Rights from the Start! Early Education for Filipino Children
Seventeen million children below the age of six may soon have access to early childhood education and better nutrition, thanks in part to a civil campaign supported by GCAP Philippines' member, Kabataan Kontra Kahirapan.
The "Early Years Act", which creates an Early Childhood Care and Development Council and would ensure that young children have access to proper nutrition and education right from the start, has passed the Philippines' congress and now awaits the President's signature. If it becomes law, the Early Years Act will transform some 50,000 daycare centres in almost as many villages into full-fledged learning centres.
While a similar bill was vetoed by President Benigno Aquino in February due to budgetary concerns, campaigners expect Aquino to sign the bill now that these concerns are being addressed by congress.
"Children who have access to early development programmes are better prepared for school," says Thea Soriano, the coordinator of another GCAP Philippines member, E-Net Philippines. "They are more competent emotionally and socially and demonstrate better intellectual, physical and verbal development."
E-Net recently engaged the Philippine government in a dialogue about early childhood education with officials from several agencies that will be at the forefront of the Early Years Act implementation, including the Departments of Health and Education.

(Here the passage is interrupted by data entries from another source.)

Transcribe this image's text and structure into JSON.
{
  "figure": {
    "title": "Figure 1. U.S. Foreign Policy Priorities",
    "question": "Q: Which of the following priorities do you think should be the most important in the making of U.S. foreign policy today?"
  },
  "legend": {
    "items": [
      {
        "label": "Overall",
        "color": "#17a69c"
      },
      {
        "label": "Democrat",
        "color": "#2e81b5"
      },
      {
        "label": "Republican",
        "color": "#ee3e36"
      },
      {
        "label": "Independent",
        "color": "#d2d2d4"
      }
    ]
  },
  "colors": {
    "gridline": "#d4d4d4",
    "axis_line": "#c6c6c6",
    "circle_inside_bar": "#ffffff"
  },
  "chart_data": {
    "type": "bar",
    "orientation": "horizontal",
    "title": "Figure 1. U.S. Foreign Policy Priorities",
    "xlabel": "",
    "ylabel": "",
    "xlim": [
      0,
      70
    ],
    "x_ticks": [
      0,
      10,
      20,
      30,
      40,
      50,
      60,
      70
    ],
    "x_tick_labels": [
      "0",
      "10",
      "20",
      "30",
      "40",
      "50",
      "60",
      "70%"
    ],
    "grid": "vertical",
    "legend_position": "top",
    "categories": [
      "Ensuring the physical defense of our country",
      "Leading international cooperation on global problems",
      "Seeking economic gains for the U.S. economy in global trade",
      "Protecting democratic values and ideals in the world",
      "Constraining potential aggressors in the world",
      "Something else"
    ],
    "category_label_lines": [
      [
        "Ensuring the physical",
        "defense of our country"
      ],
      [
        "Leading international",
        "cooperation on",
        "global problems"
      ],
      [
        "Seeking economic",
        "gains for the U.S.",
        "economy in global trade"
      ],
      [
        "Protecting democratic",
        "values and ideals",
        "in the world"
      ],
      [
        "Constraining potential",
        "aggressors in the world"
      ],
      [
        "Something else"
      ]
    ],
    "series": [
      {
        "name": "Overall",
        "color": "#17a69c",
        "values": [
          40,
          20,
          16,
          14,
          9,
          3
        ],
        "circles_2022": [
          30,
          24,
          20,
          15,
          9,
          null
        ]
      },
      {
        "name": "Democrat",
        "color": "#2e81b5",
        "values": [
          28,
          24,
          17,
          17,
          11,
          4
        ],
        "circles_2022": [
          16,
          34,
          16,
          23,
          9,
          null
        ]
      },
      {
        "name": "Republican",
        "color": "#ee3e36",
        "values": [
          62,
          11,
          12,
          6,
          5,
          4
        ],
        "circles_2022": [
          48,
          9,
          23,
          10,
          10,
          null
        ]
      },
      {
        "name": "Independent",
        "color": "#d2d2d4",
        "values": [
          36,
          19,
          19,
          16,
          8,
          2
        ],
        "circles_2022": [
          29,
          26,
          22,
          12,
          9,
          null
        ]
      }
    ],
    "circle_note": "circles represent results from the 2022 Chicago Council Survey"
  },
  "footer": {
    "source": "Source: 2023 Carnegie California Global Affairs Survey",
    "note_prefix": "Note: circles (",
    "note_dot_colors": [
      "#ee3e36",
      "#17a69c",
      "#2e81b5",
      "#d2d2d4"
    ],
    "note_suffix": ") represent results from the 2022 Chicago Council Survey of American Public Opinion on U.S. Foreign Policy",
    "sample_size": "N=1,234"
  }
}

"Our Filipino children are not adequately prepared for school," says GCAP Global Council member Claudine Claridad, who is also the national chairperson of Kabataan Kontra Kahirapan (Youth Against Poverty). "A government investment in early childhood care and education will reduce the number of children who drop out of school and will help break the poverty cycle. The Early Years Act makes it a government responsibility to ensure that quality educational opportunities are available to all young children, regardless of background or income.
Formative years before the age of six are critical for a child's future education. Half of a person's ability to learn is developed by age four, while key learning pathways are formed in the brain prior to the age of six.
More than one million Filipino children are in simple play centres, while 2.5 million children of school age are not enrolled at all. The Philippines Department of Education meanwhile says that 15% of elementary-age children are not in school.
Filipino anti-poverty campaigners and education advocates have pledged to be vigilant to ensure that impoverished and marginalised communities are at the centre of the government's affirmative action plans for early education.
The campaign for the Early Years Act is supported by a number of Filipino NGOs and networks, including ASPBAE Manila (Asia South Pacific Association for Basic and Adult Education), Piglas Kababaihan (“Liberate Women”), Plan International, Save the Children and World Vision Philippines.
E-Net Philippines spearheaded this year’s Global Action Week on Education with the campaign theme Rights from the Start: ECCE Now! Day care teachers, school children, out of school youth, educators and advocates joined E-net in calling on the government to support early childhood education, while young children painted images of 'The Education We Want' on t-shirts.